Christian Lorentzen in Vulture:
In 1974, J.M. Coetzee applied to South Africa’s Ministry of the Interior to become an official state censor of literature. A few months later, he was informed that his application had been turned down. Coetzee had returned to South Africa in 1971 after a stint studying and teaching in America, unable to renew his visa after being arrested at a faculty protest at SUNY Buffalo against police presence on campus, a conviction later overturned. He joined the University of Cape Town as a professor, and in 1972 filed a report to his department head on books that were banned by the state but which he regarded as crucial to his research and teaching. The list of authors is long: William Faulkner, Richard Wright, Vladimir Nabokov, Norman Mailer, James Baldwin, Doris Lessing, Nadine Gordimer, Pablo Neruda, even Nikolai Gogol, among many others.“[You] may be interested to look over the following condensation of how our censors have impoverished our lives,” he wrote to his boss. What then was he up to a couple years later, already the author of the novel Dusklands, in trying to join the apparatus of repression?
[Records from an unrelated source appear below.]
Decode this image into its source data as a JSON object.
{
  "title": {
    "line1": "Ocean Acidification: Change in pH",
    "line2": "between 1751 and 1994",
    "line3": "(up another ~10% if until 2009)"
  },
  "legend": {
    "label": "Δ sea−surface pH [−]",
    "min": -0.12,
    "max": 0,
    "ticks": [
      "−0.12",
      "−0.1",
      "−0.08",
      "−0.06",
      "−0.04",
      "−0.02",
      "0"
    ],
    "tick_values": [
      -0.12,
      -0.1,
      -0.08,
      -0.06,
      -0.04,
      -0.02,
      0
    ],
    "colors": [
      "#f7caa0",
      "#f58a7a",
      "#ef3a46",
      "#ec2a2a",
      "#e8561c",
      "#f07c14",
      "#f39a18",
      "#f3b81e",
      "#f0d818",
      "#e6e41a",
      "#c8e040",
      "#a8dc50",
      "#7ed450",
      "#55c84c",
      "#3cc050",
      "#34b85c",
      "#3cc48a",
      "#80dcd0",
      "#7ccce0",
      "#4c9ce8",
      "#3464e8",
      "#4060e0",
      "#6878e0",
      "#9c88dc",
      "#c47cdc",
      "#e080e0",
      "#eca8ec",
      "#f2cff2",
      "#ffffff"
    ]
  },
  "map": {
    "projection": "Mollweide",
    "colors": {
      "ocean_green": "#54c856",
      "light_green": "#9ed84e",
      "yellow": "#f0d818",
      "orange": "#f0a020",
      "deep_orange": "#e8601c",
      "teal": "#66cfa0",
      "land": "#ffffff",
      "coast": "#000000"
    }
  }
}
The South African scholar David Attwell tells this story in J.M. Coetzee and the Life of Writing: Face to Face With Time, an engrossing 2015 study of the author’s manuscripts, now held at the University of Texas at Austin. Attwell quotes Coetzee telling a friend that he was merely calling the authorities’ bluff. Coetzee had been working on a manuscript, later abandoned, narrated by a censor, and Attwell concludes that Coetzee’s “odd flirtation” with becoming a censor was a way of “arranging life to imitate art.” In the drafts, Attwell sees Coetzee pondering what sort of writer he wants to be. It’s a mental exercise that’s illuminating in its strange premises. “Fiction, being a serious affair,” Coetzee writes, “cannot accept pre-requisites like (1) a desire to write, (2) something to write about, (3) something to say. There must be a place for a fiction of apathy toward the task of writing, toward the subject, toward the means.”
It’s an astonishing idea — apathy as a source of, not an obstacle to, seriousness.